O artigo escrito pelo
professor Renato Janine Ribeiro no Valor Econômico de hoje – “Comunismo no
poder e fora dele” – vai muito além do lugar-comum imposto pela mídia
hegemônica em tempos de “realidade líquida”, para usar uma expressão cara a Zygmunt
Bauman. Em primeiro lugar, Janine Ribeiro lembra que o comunismo se distingue do fascismo
porque, se foi totalitário no poder, na oposição o comunismo representou uma
força fundamental na luta pela justiça social e contra a opressão política. Os
exemplos são muitos, principalmente na Europa ocidental, onde os Partidos
Comunistas se constituíram na vanguarda da resistência à ocupação nazista e impulsionaram decisivamente a construção do welfare state. Já o fascismo, mesmo quando estava na oposição, sempre foi
ditatorial e excludente. É só lembrar o terror que impunham nas ruas os squadristi “camisas
negras” de Mussolini e as SA (seções de assalto) “camisas pardas” de Hitler.

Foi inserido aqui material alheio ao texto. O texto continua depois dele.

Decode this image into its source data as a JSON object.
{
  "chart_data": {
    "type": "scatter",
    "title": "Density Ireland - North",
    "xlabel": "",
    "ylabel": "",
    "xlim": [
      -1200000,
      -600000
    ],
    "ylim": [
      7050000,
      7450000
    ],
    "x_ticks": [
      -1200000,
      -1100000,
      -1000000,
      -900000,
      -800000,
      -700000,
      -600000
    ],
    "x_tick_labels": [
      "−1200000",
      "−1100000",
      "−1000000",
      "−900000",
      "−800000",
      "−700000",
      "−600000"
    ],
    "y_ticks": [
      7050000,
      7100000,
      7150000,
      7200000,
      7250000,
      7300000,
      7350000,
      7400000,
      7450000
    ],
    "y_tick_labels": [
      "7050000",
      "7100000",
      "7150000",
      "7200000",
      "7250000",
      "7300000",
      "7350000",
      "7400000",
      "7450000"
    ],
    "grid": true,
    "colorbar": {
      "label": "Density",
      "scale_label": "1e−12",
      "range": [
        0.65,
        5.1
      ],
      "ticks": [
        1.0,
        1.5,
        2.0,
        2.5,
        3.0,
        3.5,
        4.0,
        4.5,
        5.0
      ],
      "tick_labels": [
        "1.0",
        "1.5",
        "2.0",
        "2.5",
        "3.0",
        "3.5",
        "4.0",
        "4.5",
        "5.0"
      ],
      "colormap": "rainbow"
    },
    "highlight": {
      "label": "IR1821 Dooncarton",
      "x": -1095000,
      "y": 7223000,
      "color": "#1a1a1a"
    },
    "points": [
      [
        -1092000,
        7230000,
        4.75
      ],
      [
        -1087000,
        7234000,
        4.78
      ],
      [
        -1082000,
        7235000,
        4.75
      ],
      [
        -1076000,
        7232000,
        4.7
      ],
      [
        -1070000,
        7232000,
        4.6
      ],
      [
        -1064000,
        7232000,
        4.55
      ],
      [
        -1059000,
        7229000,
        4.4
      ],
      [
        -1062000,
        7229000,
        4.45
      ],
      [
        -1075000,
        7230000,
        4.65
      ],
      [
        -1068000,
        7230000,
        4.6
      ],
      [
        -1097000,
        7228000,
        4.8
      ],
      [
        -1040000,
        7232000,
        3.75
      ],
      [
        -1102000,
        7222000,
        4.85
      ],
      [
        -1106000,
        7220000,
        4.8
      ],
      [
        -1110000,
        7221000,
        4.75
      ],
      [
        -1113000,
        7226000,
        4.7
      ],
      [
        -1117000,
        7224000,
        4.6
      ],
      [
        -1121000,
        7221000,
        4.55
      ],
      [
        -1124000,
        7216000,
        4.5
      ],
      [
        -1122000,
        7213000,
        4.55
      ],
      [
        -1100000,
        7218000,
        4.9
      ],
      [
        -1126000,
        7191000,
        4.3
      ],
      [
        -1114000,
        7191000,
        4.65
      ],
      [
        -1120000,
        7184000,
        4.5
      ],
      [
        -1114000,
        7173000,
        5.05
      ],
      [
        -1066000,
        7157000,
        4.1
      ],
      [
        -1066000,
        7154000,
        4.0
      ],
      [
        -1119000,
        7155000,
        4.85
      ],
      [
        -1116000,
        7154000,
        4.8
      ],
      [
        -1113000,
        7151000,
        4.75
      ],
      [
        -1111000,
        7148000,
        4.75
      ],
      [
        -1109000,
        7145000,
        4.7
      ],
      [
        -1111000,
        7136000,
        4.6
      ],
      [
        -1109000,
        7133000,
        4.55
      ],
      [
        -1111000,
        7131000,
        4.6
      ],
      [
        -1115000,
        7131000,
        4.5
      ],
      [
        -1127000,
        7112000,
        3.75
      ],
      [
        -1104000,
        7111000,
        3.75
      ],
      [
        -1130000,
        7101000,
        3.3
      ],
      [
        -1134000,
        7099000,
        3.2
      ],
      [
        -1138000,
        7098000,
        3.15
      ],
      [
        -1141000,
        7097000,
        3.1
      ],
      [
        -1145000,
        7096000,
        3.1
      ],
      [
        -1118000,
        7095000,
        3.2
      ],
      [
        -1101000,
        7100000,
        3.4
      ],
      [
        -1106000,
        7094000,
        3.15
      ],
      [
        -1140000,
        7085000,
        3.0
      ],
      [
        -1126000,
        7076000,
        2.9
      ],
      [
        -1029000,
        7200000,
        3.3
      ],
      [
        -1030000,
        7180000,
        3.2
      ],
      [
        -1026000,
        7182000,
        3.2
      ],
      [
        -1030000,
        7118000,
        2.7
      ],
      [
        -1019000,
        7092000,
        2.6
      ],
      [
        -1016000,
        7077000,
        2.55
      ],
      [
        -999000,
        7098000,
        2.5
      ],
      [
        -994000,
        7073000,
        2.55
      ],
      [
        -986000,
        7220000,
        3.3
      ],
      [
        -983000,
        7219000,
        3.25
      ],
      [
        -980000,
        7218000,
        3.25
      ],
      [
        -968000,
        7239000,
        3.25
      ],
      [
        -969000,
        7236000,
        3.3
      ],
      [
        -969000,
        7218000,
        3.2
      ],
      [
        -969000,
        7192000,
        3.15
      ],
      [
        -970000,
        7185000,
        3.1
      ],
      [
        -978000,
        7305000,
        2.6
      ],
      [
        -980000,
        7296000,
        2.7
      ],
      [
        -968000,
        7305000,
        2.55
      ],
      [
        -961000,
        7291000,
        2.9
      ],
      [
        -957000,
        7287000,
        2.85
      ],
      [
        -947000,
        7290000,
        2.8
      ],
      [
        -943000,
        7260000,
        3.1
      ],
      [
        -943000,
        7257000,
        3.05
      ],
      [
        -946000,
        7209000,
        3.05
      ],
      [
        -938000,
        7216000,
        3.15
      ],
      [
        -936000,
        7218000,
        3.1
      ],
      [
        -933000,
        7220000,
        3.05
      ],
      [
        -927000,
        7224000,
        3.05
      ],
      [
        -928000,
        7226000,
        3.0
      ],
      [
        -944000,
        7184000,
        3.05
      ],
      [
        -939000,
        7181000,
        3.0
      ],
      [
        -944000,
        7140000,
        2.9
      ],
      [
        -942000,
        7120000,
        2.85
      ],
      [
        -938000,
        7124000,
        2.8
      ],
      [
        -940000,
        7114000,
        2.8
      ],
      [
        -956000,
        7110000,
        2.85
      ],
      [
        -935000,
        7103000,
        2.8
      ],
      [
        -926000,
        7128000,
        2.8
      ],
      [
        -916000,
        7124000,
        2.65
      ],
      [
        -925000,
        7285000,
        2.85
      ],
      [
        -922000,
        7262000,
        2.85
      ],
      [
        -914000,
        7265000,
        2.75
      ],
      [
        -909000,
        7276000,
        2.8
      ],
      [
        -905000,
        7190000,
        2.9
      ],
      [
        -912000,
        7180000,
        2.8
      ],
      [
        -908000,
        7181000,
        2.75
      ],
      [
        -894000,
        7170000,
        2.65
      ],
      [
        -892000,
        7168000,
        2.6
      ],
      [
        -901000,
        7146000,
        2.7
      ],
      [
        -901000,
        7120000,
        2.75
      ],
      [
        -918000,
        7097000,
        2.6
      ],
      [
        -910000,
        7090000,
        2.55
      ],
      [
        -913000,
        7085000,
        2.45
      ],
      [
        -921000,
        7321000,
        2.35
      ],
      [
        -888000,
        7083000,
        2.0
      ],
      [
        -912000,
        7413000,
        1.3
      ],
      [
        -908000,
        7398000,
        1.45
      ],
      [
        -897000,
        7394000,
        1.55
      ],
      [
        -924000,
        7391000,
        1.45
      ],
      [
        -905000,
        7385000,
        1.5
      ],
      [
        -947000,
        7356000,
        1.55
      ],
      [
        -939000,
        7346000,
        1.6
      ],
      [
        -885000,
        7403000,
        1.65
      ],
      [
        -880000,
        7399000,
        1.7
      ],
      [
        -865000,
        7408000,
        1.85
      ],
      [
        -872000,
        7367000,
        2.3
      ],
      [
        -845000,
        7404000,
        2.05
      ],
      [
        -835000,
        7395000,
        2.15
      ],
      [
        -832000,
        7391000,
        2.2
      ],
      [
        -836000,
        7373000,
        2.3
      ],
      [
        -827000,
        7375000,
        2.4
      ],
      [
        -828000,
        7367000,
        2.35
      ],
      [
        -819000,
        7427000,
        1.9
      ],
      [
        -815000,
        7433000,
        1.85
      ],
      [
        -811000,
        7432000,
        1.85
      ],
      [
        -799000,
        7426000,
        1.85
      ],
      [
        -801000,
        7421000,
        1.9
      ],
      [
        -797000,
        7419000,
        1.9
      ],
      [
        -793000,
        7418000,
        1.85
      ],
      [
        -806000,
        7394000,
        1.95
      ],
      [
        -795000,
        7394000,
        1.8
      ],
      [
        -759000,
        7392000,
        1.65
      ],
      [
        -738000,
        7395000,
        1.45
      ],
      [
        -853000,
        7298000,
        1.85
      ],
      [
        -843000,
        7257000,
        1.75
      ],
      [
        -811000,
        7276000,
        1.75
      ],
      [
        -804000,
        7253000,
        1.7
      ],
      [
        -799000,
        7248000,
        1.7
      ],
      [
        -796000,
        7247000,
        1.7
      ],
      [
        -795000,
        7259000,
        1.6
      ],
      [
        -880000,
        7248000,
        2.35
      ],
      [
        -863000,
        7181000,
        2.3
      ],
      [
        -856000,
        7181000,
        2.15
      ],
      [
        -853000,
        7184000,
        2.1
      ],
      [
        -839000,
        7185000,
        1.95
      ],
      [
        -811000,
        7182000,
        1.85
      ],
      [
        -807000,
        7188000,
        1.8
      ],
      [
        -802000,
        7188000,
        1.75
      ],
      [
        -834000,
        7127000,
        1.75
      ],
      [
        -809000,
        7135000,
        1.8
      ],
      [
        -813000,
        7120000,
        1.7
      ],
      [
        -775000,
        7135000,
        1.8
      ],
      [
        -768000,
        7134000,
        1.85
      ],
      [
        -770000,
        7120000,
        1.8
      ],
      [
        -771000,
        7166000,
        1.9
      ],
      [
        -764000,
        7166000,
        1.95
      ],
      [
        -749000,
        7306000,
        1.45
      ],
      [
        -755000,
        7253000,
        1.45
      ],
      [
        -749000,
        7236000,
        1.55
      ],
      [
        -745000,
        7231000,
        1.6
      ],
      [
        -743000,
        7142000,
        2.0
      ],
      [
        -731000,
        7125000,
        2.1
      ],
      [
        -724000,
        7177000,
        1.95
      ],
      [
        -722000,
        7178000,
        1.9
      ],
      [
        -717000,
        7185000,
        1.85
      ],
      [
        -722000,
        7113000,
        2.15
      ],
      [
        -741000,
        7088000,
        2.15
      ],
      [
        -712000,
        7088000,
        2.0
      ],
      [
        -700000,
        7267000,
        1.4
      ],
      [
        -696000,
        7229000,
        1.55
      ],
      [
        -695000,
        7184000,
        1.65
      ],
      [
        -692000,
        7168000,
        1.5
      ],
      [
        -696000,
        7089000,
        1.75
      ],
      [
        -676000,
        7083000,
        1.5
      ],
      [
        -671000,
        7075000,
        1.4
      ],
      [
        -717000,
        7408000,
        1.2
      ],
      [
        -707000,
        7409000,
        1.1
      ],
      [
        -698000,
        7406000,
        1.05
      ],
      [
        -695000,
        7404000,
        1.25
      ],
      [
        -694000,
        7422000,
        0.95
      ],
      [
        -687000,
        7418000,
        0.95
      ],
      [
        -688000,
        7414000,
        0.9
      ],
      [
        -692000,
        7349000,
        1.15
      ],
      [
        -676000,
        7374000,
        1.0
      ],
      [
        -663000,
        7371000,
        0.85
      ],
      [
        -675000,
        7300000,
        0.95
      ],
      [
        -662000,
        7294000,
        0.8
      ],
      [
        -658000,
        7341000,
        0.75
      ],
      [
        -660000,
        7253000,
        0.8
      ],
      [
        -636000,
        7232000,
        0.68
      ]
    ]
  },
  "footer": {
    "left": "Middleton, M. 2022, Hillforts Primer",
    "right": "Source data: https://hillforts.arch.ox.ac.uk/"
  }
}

Outro dado importante, lembra Janine Ribeiro, a filosofia comunista
era humanista, herdeira dos ideais iluministas, enquanto que o fascismo sempre
foi abertamente racista, xenófobo e excludente.
Mas há mais. O fundamental é
que a ameaça comunista ou o temor a ele obrigaram o capitalismo a promover
reformas nas sociedades ocidentais. “O comunismo talvez tenha sido a melhor
oposição que o capitalismo pôde ter. [...] Isso resultou no que houve de melhor
no século passado – os trinta anos gloriosos, após a II Guerra Mundial, quando
o mundo (ou pelo menos o mundo então rico) mais se desenvolveu, econômica e
socialmente”, diz Janine Ribeiro. Isso me fez lembrar a afirmação de um dos
cabeças da perestroika e da glasnost, Alexander Yakovlev, depois que ele perdeu
as ilusões de reformar o stalinismo. Ele disse que o grande legado da Revolução
de Outubro não foi a libertação da sociedade russa, nem do proletariado russo,
mas a garantia de que a classe operária ocidental obtivesse importantes conquistas
sociais. Isso porque as burguesias do Ocidente temiam a repetição, em
seus respectivos países, do que ocorrera na Rússia em 1917. Então, para não entregar os
dedos, se desfizeram dos anéis. Como dizia o Paulo Francis quando ainda tinha
algum resquício de esquerda: “Se não fosse a existência da URSS, o capitalismo
transformaria o mundo em uma imensa Cingapura”. Mas, depois do colapso do
comunismo, acabou-se o “equilíbrio do terror” e o capital global, sem freios, passou a avançar celeremente, deixando a devastação atrás de si.
A ironia é que hoje o único país que parece capaz de salvar o capitalismo é justamente a China “comunista”, que
compra títulos da dívida dos Estados Unidos e vem alimentando a economia
mundial com seu crescimento médio de 10% ao ano. Marx explica?